October 22, 2014

Mollie Ziegler Hemingway Inspires AF Writing Fellowship Attendees

By: Emily Hoosier

Mollie

Mollie Ziegler Hemingway paid a visit last week to the inaugural class of America’s Future Foundation’s Writing Fellowship. She is currently a senior writer at TheFederalist.com, and previously wrote in outlets such as the Wall Street Journal, the Washington Post and Christianity Today.

She sat down with us at 6:30 p.m. clutching a mug of coffee, and prefaced her talk with an explanation: she basically hasn’t slept in the past year. Launching a start-up media website can have that effect.

Hemingway’s experience as a successful freelance journalist and her educational background in a subject other than journalism inspired a rapid fire round of questions from us AF fellows sitting around the table.

When she said that she graduated with a degree in economics, rather than journalism, exhales filled the room with relief – especially from the economics major sitting next to me.

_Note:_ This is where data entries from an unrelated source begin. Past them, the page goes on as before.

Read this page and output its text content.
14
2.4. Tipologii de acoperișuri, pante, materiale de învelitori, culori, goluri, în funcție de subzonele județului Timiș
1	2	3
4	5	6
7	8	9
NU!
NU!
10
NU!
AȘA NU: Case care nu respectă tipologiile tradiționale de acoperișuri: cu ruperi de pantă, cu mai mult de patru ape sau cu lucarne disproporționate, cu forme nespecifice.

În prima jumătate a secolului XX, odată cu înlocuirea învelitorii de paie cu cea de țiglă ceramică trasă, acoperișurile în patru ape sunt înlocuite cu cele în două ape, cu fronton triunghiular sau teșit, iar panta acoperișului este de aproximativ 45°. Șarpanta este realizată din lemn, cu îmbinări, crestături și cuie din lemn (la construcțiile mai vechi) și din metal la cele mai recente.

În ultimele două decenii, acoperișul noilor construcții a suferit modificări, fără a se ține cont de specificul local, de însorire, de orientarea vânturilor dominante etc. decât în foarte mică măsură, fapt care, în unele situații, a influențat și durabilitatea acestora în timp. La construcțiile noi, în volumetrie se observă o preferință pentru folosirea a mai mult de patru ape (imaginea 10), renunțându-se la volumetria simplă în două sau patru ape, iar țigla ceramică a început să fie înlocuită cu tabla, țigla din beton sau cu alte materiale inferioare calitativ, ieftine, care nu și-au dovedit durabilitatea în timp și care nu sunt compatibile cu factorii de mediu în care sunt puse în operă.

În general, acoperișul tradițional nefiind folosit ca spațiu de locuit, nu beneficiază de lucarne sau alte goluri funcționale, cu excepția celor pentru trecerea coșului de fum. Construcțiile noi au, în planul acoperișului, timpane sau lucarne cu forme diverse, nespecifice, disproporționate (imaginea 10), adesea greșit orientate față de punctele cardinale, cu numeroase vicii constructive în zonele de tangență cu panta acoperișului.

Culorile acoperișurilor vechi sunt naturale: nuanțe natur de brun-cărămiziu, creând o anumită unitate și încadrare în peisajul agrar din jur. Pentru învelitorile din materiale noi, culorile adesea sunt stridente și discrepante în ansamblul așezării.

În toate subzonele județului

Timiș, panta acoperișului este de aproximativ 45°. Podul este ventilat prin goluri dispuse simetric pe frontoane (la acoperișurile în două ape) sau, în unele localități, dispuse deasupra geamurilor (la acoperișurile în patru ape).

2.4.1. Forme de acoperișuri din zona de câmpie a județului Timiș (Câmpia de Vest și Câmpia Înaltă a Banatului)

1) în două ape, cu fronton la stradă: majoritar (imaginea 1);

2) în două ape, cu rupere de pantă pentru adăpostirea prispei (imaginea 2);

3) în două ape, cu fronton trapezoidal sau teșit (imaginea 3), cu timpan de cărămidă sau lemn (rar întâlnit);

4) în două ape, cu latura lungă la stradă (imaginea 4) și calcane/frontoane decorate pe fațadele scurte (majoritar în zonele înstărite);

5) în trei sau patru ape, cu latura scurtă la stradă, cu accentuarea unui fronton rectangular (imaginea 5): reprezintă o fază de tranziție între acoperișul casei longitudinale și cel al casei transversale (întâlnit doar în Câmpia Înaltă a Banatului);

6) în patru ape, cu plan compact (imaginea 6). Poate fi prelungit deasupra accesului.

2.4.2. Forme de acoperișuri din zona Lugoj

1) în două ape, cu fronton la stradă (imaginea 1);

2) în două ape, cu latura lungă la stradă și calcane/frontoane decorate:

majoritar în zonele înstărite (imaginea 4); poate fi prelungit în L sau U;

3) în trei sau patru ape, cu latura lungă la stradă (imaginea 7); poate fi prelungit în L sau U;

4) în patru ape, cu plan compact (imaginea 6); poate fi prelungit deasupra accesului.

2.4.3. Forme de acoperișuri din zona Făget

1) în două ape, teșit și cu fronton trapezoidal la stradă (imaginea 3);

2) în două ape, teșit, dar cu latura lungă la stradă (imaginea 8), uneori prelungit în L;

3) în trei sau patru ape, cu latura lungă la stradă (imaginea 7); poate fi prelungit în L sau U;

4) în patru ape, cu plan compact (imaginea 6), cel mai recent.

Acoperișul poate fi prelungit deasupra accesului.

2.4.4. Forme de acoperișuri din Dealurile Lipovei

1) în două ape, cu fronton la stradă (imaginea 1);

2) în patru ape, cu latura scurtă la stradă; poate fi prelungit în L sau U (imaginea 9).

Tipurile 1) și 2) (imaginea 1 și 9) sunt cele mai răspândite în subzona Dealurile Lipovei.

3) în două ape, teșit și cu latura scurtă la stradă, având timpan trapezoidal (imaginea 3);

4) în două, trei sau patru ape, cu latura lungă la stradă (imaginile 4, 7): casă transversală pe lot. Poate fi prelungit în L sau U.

We asked her if her lack of college journalism experience helped or hurt her once she began working in the journalism industry. Her answer confirmed what I have heard around the Beltway over the past several months. Having an expertise in a topic other than journalism can give you an edge over other writers. In example, Hemingway said that her knowledge of economics helped her translate “market” into English as she wrote for the Wall Street Journal.

We then asked her how to build an expertise as a freelance journalist. To that, she gave three pieces of advice.

  1. Choose a topic that you are interested in learning about, and then cover that topic as well as couple others. As a freelancer, she mostly wrote about economics, religion and baseball – things she was interested in.
  2. Read widely.
  3. Test your arguments with friends, especially friends who don’t always agree with you. She encouraged us to invite different perspectives, and listen.

She learned a thing or two in her experience editing at the Federalist, and shared a few common issues that writers struggle with.

  •  Conversational Writing.

Hemingway said that a lot of writers get into a pattern of writing in a stiff or formal tone. Empathy is an approach that she uses during her writing process. She said that if she’s writing about divorce, she thinks of someone she knows who has experienced divorce. That tactic can help keep the writing tone appropriate. Adam O’Neal also offered advice on the subject: read your articles aloud. Hearing the words out loud can expose either a conversational or textbook rhythm that your readers will hear

  • Opinion Writing.

The AF Writing Fellowship theme this week is about opinion writing. Hemingway’s advice on the subject is to, “spend time not writing opinions. It teaches you to put forth better arguments.”

  • If you’re wondering what the number one edit that Hemingway hands out to her writers, it’s “Show, don’t tell.”

An hour and three pages of notes later, Mollie Hemingway returned the coffee mug, and left with seven new, young fans.

 

Emily Hoosier works as the Program Officer at The National Journalism Center. She is from Chesapeake, VA, and went to university in the middle of Virginia’s Blue Ridge Mountains. Emily is also a member of the America’s Future Writing Fellowship Program.